ÁGUA E TERRA Madeira coletada de embarcações e de carroceiras compõem esculturas de Moreira
ÁGUA E TERRA Madeira coletada de embarcações e de carroceiras compõem esculturas de Moreira

Os rastros rodoviários compõem duas das esculturas em exposição. Numa delas, formada por fragmentos de carrocerias e de embarcações, dispostas em um grande painel, esses dois universos convivem em harmonia visual. Próximo dali, está instalado o vídeo “Horizonte de Ferro” (2014), filmado na malha ferroviária construída nos anos 1980 pela empresa Vale, após a descoberta da mina de Carajás. Se, por um lado, os trabalhos esboçam uma história dos fluxos econômicos do Amazonas, eles também traçam um paralelo com a história pessoal do artista, já que a linha ferroviária São Luis–Carajás foi percorrida por Marcone quando criança, ao mudar-se de uma cidade a outra.

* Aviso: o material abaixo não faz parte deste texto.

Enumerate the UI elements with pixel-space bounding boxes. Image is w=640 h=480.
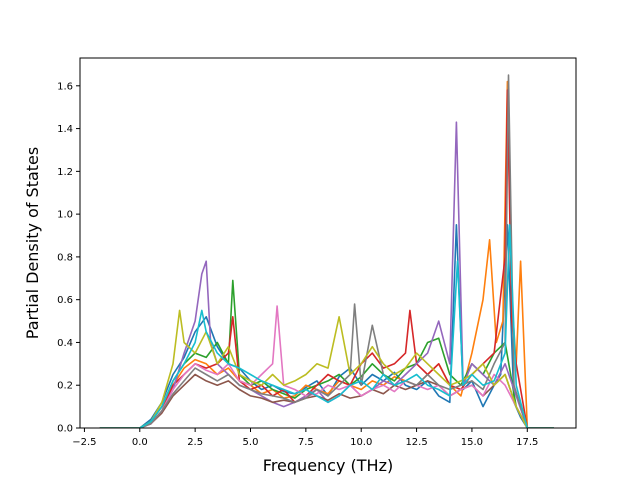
x-tick-label: 2.5 [187, 437, 203, 448]
x-tick-label: 5.0 [243, 437, 259, 448]
y-tick-label: 0.0 [57, 424, 73, 435]
y-axis: 0.0 0.2 0.4 0.6 0.8 1.0 1.2 1.4 1.6 [57, 81, 80, 435]
y-axis-title: Partial Density of States [23, 147, 42, 339]
x-tick-label: 12.5 [405, 437, 427, 448]
x-axis-title: Frequency (THz) [263, 456, 393, 475]
x-tick-label: 7.5 [298, 437, 314, 448]
y-tick-label: 1.0 [57, 210, 73, 221]
plot-frame [79, 57, 577, 429]
series-layer [99, 74, 554, 428]
y-tick-label: 1.2 [57, 167, 73, 178]
series-line-10 [99, 224, 554, 428]
y-tick-label: 0.4 [57, 338, 73, 349]
x-tick-label: 15.0 [461, 437, 483, 448]
y-tick-label: 0.6 [57, 295, 73, 306]
series-line-2 [99, 80, 554, 428]
y-tick-label: 1.6 [57, 81, 73, 92]
x-axis: −2.5 0.0 2.5 5.0 7.5 10.0 12.5 15.0 17.5 [72, 428, 538, 448]
x-tick-label: −2.5 [72, 437, 96, 448]
y-tick-label: 0.2 [57, 381, 73, 392]
y-tick-label: 0.8 [57, 252, 73, 263]
series-line-4 [99, 89, 554, 428]
x-tick-label: 17.5 [516, 437, 538, 448]
x-tick-label: 0.0 [132, 437, 148, 448]
y-tick-label: 1.4 [57, 124, 73, 135]
series-line-9 [99, 309, 554, 428]
x-tick-label: 10.0 [350, 437, 372, 448]
series-line-7 [99, 305, 554, 428]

Entre esculturas que, segundo Moacir dos Anjos, “evocam conflitos do mundo do trabalho motivados pela posse ou por deslocamentos forçados de territórios”, destaca-se também “Ausente Presente”, díptico fotográfico que apresenta imagem de pés esculpidos em barro, dentro da lama, e texto memorial com nomes de 19 trabalhadores mortos pela polícia militar do Pará, na chacina dos Carajás, em 1996.

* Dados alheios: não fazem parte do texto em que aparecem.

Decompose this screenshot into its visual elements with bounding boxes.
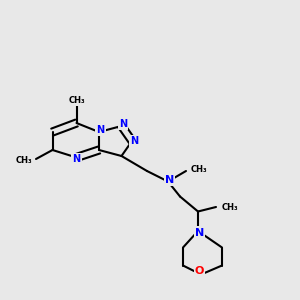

As rotas do conflito terminam no centro da sala, em “Território” (2016), instalação composta por quatro porteiras de fazendas de diversas regiões do Brasil. Ali estão representados quatro ciclos econômicos: a cana de Pernambuco, o leite de Minas gerais, o café do Paraná e o gado do Sul do Pará.

A tensão dessa história só se dissipa do lado de fora da sala, no páteo interno do Paço Imperial, onde está montada a “Visualidade Ambulante” (2016). São torres de isopores adornados com fitas coloridas, que brindam a peça com a exuberância do espetáculo. A peça evoca os episódios festivos nos quais ambulantes venderam sua mercadoria. Aqui está insinuado o quinto ciclo econômico brasileiro: a festa.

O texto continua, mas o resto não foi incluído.